Lesson 8: Randomization in the literature

Lesson summary:

This final lesson examines common pitfalls in how randomization methods are reported in published research. Students learn about reporting guidelines and best practices for transparent documentation of randomization procedures.

Key takeaway:

Students should understand the importance of detailed reporting of randomization techniques for transparency, reproducibility, and proper evaluation of research quality.

Activity overview: (~5 minutes)

Students will evaluate methods sections from published papers and identify missing or inadequate details about randomization procedures.

Link to activity:

https://smi-ran-ran-lit-v1-ten.vercel.app/

Step-by-Step activity instructions:

  1. [Instructor] Have students open the activity link to review published methods sections.
  2. Guide students to identify methodology questions they have for the authors about their randomization procedures.
  3. Have students drag and drop their questions to the corresponding buckets that relate to the reporting items recommended by the ARRIVE Guidelines.
  4. Review the improved methods sections that now include all items from ARRIVE. 
  5. [Instructor] Have students discuss which missing items were most important to their interpretation of the study. Discuss how inadequate reporting affects the ability to evaluate study quality and reproducibility.
  6. [Instructor] Introduce established reporting guidelines like ARRIVE and CONSORT that set standards for thorough documentation of randomization.

Activity takeaway:

Students should recognize common deficiencies in randomization reporting and learn to document their own randomization procedures thoroughly for transparency and reproducibility.

Observations & Final Notes

Concepts likely to challenge students:

  • Understanding that true randomization can produce sequences that don't "look random" to human intuition, including runs and imbalances.
  • Distinguishing between different randomization methods and selecting the most appropriate one for a specific research context.
  • Recognizing the need to account for blocking and stratification in statistical analysis.
  • Implementing comprehensive randomization strategies that address all potential sources of bias beyond just treatment allocation.
  • Balancing methodological rigor with practical constraints in laboratory settings.
  • Think we got it wrong?
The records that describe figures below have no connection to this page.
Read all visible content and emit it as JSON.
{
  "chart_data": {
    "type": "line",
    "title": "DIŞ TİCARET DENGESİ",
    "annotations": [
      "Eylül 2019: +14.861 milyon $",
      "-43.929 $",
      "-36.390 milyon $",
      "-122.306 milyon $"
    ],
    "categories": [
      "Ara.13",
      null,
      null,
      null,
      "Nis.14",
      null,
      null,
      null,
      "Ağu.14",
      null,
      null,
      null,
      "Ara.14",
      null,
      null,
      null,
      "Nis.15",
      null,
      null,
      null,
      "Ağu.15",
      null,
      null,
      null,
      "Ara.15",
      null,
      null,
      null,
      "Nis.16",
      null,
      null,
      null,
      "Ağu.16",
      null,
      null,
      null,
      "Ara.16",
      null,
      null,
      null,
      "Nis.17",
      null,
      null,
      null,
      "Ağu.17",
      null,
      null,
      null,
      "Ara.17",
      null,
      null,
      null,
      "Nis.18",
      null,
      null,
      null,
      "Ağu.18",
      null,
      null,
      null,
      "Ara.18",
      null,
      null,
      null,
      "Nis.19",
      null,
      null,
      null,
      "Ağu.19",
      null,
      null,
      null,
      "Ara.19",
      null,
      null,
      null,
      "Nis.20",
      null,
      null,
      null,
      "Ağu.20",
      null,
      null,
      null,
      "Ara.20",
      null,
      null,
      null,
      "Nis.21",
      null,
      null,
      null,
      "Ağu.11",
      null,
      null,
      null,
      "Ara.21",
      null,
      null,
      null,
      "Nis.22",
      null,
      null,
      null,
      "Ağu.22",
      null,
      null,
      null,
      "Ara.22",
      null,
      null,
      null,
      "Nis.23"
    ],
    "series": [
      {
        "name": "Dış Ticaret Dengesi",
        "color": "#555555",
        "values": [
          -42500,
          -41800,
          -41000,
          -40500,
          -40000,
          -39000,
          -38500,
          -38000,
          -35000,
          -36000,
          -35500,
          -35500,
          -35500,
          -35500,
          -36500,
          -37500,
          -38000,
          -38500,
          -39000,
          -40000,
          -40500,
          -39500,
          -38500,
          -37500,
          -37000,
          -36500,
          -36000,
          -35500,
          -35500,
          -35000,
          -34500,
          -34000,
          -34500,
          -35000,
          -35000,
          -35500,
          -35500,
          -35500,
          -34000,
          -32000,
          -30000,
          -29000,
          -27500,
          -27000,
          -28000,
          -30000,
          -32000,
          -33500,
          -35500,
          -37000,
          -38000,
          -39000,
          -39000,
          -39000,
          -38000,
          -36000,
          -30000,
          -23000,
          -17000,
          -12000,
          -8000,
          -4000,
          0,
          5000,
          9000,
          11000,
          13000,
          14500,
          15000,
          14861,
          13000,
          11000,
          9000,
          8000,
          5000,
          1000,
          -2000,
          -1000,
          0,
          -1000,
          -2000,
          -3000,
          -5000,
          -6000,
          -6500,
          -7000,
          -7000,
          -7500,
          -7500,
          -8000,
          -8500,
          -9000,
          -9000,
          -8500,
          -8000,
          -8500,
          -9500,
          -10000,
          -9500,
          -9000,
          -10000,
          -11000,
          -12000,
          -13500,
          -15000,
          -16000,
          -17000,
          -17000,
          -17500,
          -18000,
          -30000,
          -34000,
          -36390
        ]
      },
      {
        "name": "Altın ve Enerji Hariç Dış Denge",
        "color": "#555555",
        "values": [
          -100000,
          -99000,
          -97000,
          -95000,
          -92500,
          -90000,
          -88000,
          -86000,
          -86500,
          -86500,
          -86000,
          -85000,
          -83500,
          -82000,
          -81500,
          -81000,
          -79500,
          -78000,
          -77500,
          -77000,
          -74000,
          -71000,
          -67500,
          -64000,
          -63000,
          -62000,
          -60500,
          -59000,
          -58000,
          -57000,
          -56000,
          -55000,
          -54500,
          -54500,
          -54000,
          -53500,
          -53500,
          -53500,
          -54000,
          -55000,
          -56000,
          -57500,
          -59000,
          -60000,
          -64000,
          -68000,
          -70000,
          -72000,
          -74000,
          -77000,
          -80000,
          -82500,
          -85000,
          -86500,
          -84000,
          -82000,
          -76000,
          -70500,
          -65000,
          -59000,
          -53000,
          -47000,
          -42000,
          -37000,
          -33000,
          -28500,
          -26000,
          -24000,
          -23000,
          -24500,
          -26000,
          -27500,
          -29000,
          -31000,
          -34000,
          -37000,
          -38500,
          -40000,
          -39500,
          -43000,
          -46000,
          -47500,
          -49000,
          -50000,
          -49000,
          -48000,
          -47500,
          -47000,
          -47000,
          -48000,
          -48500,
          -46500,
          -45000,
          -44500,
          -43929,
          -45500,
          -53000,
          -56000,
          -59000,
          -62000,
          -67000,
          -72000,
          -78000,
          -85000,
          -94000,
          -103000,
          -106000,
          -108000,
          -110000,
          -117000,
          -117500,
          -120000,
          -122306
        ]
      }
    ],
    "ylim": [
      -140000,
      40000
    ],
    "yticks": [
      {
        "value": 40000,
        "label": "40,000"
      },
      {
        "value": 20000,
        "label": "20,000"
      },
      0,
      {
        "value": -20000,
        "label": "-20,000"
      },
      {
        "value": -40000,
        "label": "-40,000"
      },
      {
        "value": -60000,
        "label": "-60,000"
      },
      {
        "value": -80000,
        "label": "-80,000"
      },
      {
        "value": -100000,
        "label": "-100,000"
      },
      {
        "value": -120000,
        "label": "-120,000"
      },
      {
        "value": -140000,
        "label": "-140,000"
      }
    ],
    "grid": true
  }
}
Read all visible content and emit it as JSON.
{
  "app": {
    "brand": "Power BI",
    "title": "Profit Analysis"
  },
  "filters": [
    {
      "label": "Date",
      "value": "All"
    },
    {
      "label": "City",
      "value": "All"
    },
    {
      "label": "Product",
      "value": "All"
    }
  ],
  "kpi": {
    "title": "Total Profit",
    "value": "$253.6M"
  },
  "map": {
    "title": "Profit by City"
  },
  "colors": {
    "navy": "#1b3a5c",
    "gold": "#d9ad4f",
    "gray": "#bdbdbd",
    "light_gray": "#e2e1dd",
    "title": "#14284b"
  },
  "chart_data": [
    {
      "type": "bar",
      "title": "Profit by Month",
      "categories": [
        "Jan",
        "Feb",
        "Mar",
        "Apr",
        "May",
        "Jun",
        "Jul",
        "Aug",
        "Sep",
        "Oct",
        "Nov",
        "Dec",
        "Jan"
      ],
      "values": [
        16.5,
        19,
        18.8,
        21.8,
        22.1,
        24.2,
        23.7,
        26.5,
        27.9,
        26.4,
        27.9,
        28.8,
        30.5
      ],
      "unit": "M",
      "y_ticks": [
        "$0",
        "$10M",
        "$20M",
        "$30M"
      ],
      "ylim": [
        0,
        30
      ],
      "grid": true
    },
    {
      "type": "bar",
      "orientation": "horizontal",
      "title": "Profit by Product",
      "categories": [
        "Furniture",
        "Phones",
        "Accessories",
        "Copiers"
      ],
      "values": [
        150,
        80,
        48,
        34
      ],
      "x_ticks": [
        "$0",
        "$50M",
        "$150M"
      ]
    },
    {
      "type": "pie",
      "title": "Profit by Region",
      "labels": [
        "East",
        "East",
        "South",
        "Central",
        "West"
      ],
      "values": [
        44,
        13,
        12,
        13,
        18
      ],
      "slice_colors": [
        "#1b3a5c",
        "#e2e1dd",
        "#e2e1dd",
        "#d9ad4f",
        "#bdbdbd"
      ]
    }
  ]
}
We want to improve! Email us at c4r@seas.upenn.edu.

Key terms to emphasize:

  • Confounding variables/confounders
  • Selection bias
  • Performance bias
  • Observer bias
  • Simple randomization
  • Block randomization
  • Stratified randomization
  • Allocation concealment
  • Overstratification
  • Masking/blinding

Final reminder for instructors:

This guide is intended as a flexible framework for presenting the Randomization unit. Instructors are encouraged to adapt the content to best suit their teaching style and the needs of their students. Feel free to expand on any section, incorporate additional examples, or integrate further interactive elements. Remember, this is your presentation: use it as a starting point and customize it to best serve your teaching.